ECB’s Knot: Need to Prepare for Upside Scenarios
9 November 2021
By David Barwick – FRANKFURT (Econostream) – The economy is going to require considerable policy support for quite a while, European Central Bank Governing Council member Klaas Knot said Tuesday.
In remarks at the UBS European Conference, Knot, who heads De Nederlandsche Bank, said that currently high inflation would persist ‘at least’ through the rest of 2021 and that HICP would subside below 2% ‘towards the end of next year.’
‘But upside risks to this baseline dominate’, he added. ‘And we need to prepare for upside scenarios as well.’
Although some inflationary pressures are transitory, such as those stemming from supply bottlenecka and energy prices, ‘these transitory pressures are not necessarily short-lived’, he said. ‘In fact, we have come to realize that the inflationary pressures from these sources last longer than initially thought.’
Moreover, durably higher inflation hinges on wage growth, he observed, and ‘if inflationary pressures were to persist longer, while the recovery matures and the labor markets conditions become tighter, higher wage increases will become more likely.’
The link between the duration of transitorily high inflation and the likelihood of an impact on wages means that ‘our assessment of future wage developments will be very important in the period to come’, he said.
Knot backed up ECB President Christine Lagarde’s assertions that an interest rate hike next year was unlikely, based on the conditions that had to be met for this, and that the ECB’s pandemic emergency purchase programme (PEPP) would probably end next March.
Policymakers ‘should not be complacent about upside risks to inflation’, but rather ‘maintain a degree of policy optionality’, he said.

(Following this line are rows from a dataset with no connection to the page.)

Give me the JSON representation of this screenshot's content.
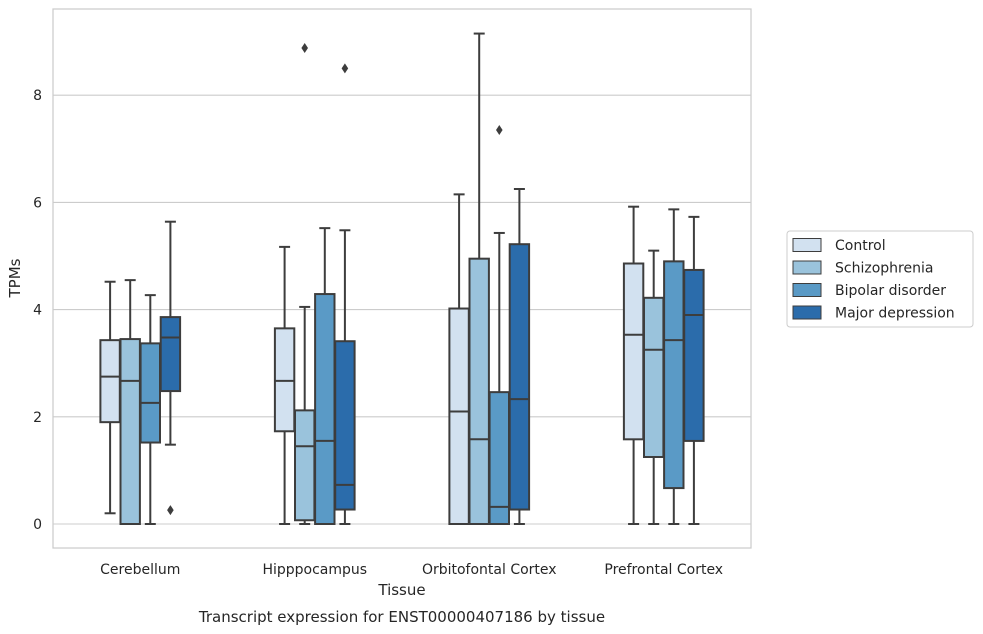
{
  "chart_data": {
    "type": "box",
    "title": "",
    "caption": "Transcript expression for ENST00000407186 by tissue",
    "xlabel": "Tissue",
    "ylabel": "TPMs",
    "ylim": [
      -0.4,
      9.6
    ],
    "yticks": [
      0,
      2,
      4,
      6,
      8
    ],
    "grid": "horizontal",
    "legend_position": "right",
    "categories": [
      "Cerebellum",
      "Hipppocampus",
      "Orbitofontal Cortex",
      "Prefrontal Cortex"
    ],
    "series": [
      {
        "name": "Control",
        "color": "#d2e1f0",
        "boxes": [
          {
            "whislo": 0.2,
            "q1": 1.9,
            "med": 2.75,
            "q3": 3.43,
            "whishi": 4.52,
            "fliers": []
          },
          {
            "whislo": 0.0,
            "q1": 1.73,
            "med": 2.67,
            "q3": 3.65,
            "whishi": 5.17,
            "fliers": []
          },
          {
            "whislo": 0.0,
            "q1": 0.0,
            "med": 2.1,
            "q3": 4.02,
            "whishi": 6.15,
            "fliers": []
          },
          {
            "whislo": 0.0,
            "q1": 1.58,
            "med": 3.53,
            "q3": 4.86,
            "whishi": 5.92,
            "fliers": []
          }
        ]
      },
      {
        "name": "Schizophrenia",
        "color": "#9ac3dc",
        "boxes": [
          {
            "whislo": 0.0,
            "q1": 0.0,
            "med": 2.67,
            "q3": 3.45,
            "whishi": 4.55,
            "fliers": []
          },
          {
            "whislo": 0.0,
            "q1": 0.07,
            "med": 1.45,
            "q3": 2.12,
            "whishi": 4.05,
            "fliers": [
              8.88
            ]
          },
          {
            "whislo": 0.0,
            "q1": 0.0,
            "med": 1.58,
            "q3": 4.95,
            "whishi": 9.15,
            "fliers": []
          },
          {
            "whislo": 0.0,
            "q1": 1.25,
            "med": 3.25,
            "q3": 4.22,
            "whishi": 5.1,
            "fliers": []
          }
        ]
      },
      {
        "name": "Bipolar disorder",
        "color": "#5a9ac6",
        "boxes": [
          {
            "whislo": 0.0,
            "q1": 1.52,
            "med": 2.26,
            "q3": 3.37,
            "whishi": 4.27,
            "fliers": []
          },
          {
            "whislo": 0.0,
            "q1": 0.0,
            "med": 1.55,
            "q3": 4.29,
            "whishi": 5.52,
            "fliers": []
          },
          {
            "whislo": 0.0,
            "q1": 0.0,
            "med": 0.32,
            "q3": 2.46,
            "whishi": 5.43,
            "fliers": [
              7.35
            ]
          },
          {
            "whislo": 0.0,
            "q1": 0.67,
            "med": 3.43,
            "q3": 4.9,
            "whishi": 5.87,
            "fliers": []
          }
        ]
      },
      {
        "name": "Major depression",
        "color": "#2b6cab",
        "boxes": [
          {
            "whislo": 1.48,
            "q1": 2.48,
            "med": 3.48,
            "q3": 3.86,
            "whishi": 5.64,
            "fliers": [
              0.26
            ]
          },
          {
            "whislo": 0.0,
            "q1": 0.27,
            "med": 0.73,
            "q3": 3.41,
            "whishi": 5.48,
            "fliers": [
              8.5
            ]
          },
          {
            "whislo": 0.0,
            "q1": 0.27,
            "med": 2.33,
            "q3": 5.22,
            "whishi": 6.25,
            "fliers": []
          },
          {
            "whislo": 0.0,
            "q1": 1.55,
            "med": 3.9,
            "q3": 4.74,
            "whishi": 5.73,
            "fliers": []
          }
        ]
      }
    ]
  }
}
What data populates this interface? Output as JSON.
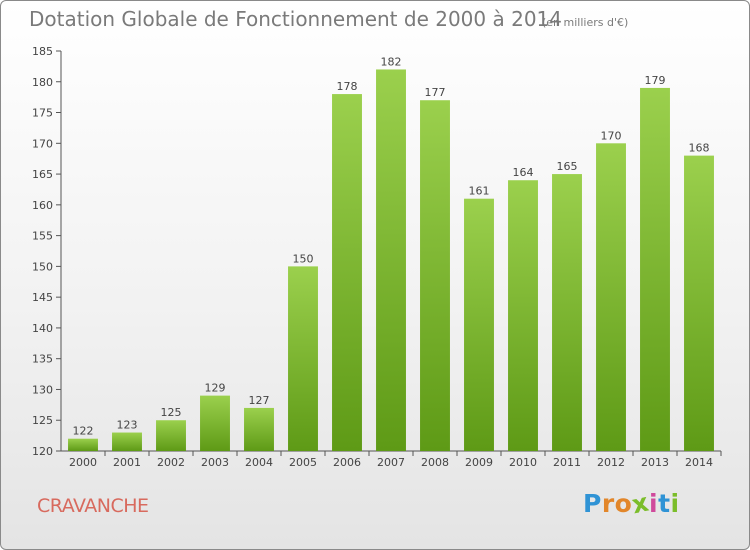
{
  "title": "Dotation Globale de Fonctionnement de 2000 à 2014",
  "unit": "(en milliers d'€)",
  "commune": "CRAVANCHE",
  "logo": {
    "letters": [
      "P",
      "r",
      "o",
      "x",
      "i",
      "t",
      "i"
    ],
    "colors": [
      "#2f93d5",
      "#e2862a",
      "#e2862a",
      "#7bbd2a",
      "#d04a9c",
      "#2f93d5",
      "#7bbd2a"
    ]
  },
  "colors": {
    "bar_top": "#9bd04d",
    "bar_bottom": "#5e9a16",
    "title": "#7a7a7a",
    "commune": "#d86a5e"
  },
  "chart_data": {
    "type": "bar",
    "categories": [
      "2000",
      "2001",
      "2002",
      "2003",
      "2004",
      "2005",
      "2006",
      "2007",
      "2008",
      "2009",
      "2010",
      "2011",
      "2012",
      "2013",
      "2014"
    ],
    "values": [
      122,
      123,
      125,
      129,
      127,
      150,
      178,
      182,
      177,
      161,
      164,
      165,
      170,
      179,
      168
    ],
    "ylim": [
      120,
      185
    ],
    "yticks": [
      120,
      125,
      130,
      135,
      140,
      145,
      150,
      155,
      160,
      165,
      170,
      175,
      180,
      185
    ],
    "grid": false,
    "xlabel": "",
    "ylabel": ""
  }
}
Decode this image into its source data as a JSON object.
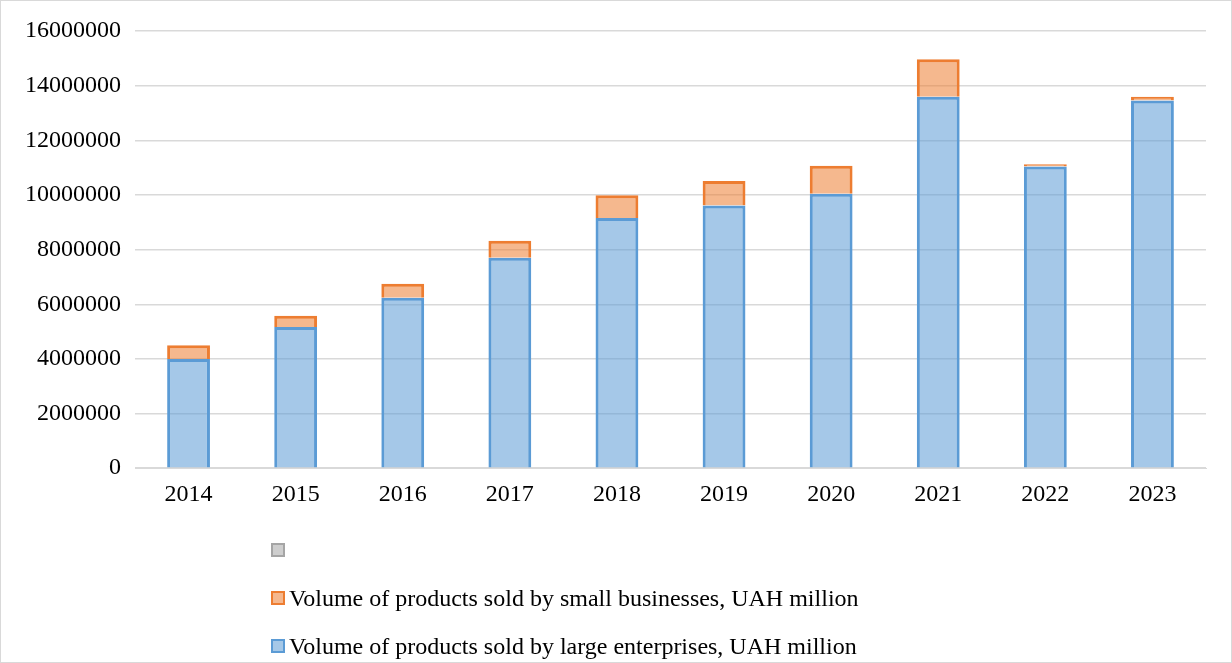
{
  "chart_data": {
    "type": "bar",
    "stacked": true,
    "categories": [
      "2014",
      "2015",
      "2016",
      "2017",
      "2018",
      "2019",
      "2020",
      "2021",
      "2022",
      "2023"
    ],
    "series": [
      {
        "name": "Volume of products sold by large enterprises, UAH million",
        "color": "#5b9bd5",
        "values": [
          4000000,
          5170000,
          6240000,
          7700000,
          9160000,
          9610000,
          10040000,
          13590000,
          11040000,
          13460000
        ]
      },
      {
        "name": "Volume of products sold by small businesses, UAH million",
        "color": "#ed7d31",
        "values": [
          500000,
          410000,
          510000,
          620000,
          830000,
          900000,
          1030000,
          1380000,
          80000,
          130000
        ]
      },
      {
        "color": "#a5a5a5",
        "values": [
          null,
          null,
          null,
          null,
          null,
          null,
          null,
          null,
          null,
          null
        ]
      }
    ],
    "ylim": [
      0,
      16000000
    ],
    "yticks": [
      0,
      2000000,
      4000000,
      6000000,
      8000000,
      10000000,
      12000000,
      14000000,
      16000000
    ],
    "grid": "y",
    "legend": "bottom"
  }
}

He rejected making ‘long-lasting unconditional commitments that might end up being incompatible with how the inflation outlook develops.’
Whether the asset purchase programme (APP) would need expanding in the context of the PEPP’s end ‘is not clear-cut’, he said. ‘While we will definitely aim to prevent cliff effects, it very much depends on the inflation outlook whether we will need a durably higher purchase pace.’
Should inflation prospects change, the APP would be the ‘appropriate instrument of marginal policy adjustment’, he said.
As for the PEPP’s flexibility, some of this will probably be lost in the transition. An assessment of the proportionality of preserving the flexibility will be needed, he said.